Libya: An Update of MSF's Activities

Some improvements are visible in Tripoli, but there's a sizable backlog of patients awaiting secondary surgery and signifcant numbers of migrants living in deplorable conditions. 

Libya 2011 © Ron Haviv/VII

An MSF doctor consults with one of hundreds of migrants living without shelter or services on the outskirts of Tripoli.

As teams from Doctors Without Borders/Médecins San Frontières (MSF) continued to evaluate medical facilities in Tripoli, they noted some improvements. Health staff are slowly returning to their hospitals and clinics. Patients have more access to facilities. The supply of water, medicine, electricity and fuel is slowly resuming, and MSF was able to send 20 tons of relief supplies into the city by boat—primarily medical supplies, water, and medicine.

The fighting in the capital created a huge need for surgical interventions, but the MSF medical and surgical teams that were supporting the emergency room and intensive care unit at Tripoli Central hospital saw the number of wounded patients decrease in recent days to the point where their assistance was no longer needed. That said, due to the earlier fighting, there is still a backlog of patients in city hospitals waiting for secondary surgical interventions. To help address the need, an MSF surgical team started working alongside local health personnel to operate on orthopedic cases at the Ben Ashour clinic in central Tripoli on September 1.

Additionally, an MSF psychologist is working in Tripoli Central hospital providing mental health support to medical staff and working with the psychiatry department, organizing training sessions on psychological first aid for nurses and volunteers.

Also in the capital, an MSF medical team is carrying out consultations at two sites where approximately 1,000 migrants have sought refuge; most of their medical complaints are linked to the deplorable living conditions in the ad hoc camps. The majority of people are staying in makeshift shelters without water, food, electricity or access to proper health care. They say they live in constant fear and are being intimidated and harassed by unidentified armed men. Most of the patients also suffer from psychosomatic complaints and show signs of stress due to extreme anxiety. Two MSF psychologists are setting up a mental health program in the camp.
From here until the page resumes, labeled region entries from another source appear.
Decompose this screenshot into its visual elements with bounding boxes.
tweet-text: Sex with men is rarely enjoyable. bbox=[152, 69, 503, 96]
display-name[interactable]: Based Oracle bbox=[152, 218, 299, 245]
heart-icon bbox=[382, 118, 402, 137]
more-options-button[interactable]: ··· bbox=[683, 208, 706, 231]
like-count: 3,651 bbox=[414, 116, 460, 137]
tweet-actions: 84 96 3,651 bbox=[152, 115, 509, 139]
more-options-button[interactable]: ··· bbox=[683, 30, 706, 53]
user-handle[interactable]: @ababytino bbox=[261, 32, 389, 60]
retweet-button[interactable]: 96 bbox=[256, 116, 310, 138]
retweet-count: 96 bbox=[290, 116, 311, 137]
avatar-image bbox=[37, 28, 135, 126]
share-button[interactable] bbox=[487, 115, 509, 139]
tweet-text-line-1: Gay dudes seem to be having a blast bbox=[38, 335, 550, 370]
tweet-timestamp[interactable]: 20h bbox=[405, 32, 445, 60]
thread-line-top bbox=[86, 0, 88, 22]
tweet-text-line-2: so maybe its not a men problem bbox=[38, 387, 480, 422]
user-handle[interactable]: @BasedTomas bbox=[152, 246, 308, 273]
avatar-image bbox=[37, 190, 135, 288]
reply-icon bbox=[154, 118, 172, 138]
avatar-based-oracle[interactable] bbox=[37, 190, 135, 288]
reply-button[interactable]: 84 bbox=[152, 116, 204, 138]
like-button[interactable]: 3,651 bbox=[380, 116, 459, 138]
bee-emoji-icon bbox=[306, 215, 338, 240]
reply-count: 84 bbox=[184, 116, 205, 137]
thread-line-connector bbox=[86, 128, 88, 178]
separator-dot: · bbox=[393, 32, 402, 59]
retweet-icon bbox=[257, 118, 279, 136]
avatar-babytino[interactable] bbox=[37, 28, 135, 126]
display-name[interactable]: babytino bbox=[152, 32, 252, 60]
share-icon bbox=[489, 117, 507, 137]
Elsewhere in the country: In Zintan, the mental health program continues to work both in health facilities and in the community. MSF is also preparing to support the gynecological-obstetrics unit of the hospital with an OB/GYN, a midwife, and an anesthesist.

In Yefren, MSF is still supporting the hospital and is preparing to launch a small mental health support program. MSF is running a mental health program in Misrata, providing medical—and in particular, post operative care—and mental health activities for prisoners in the military and civilian prisons and supporting Zliten Hospital with staff and materials. Two other MSF programs in Misrata hospitals are carrying out emergency surgery and trauma-related second-line surgery, in addition to physiotherapy for wounded patients who’ve undergone surgery. Lastly, MSF is providing psychological support to medical staff and patients in Benghazi.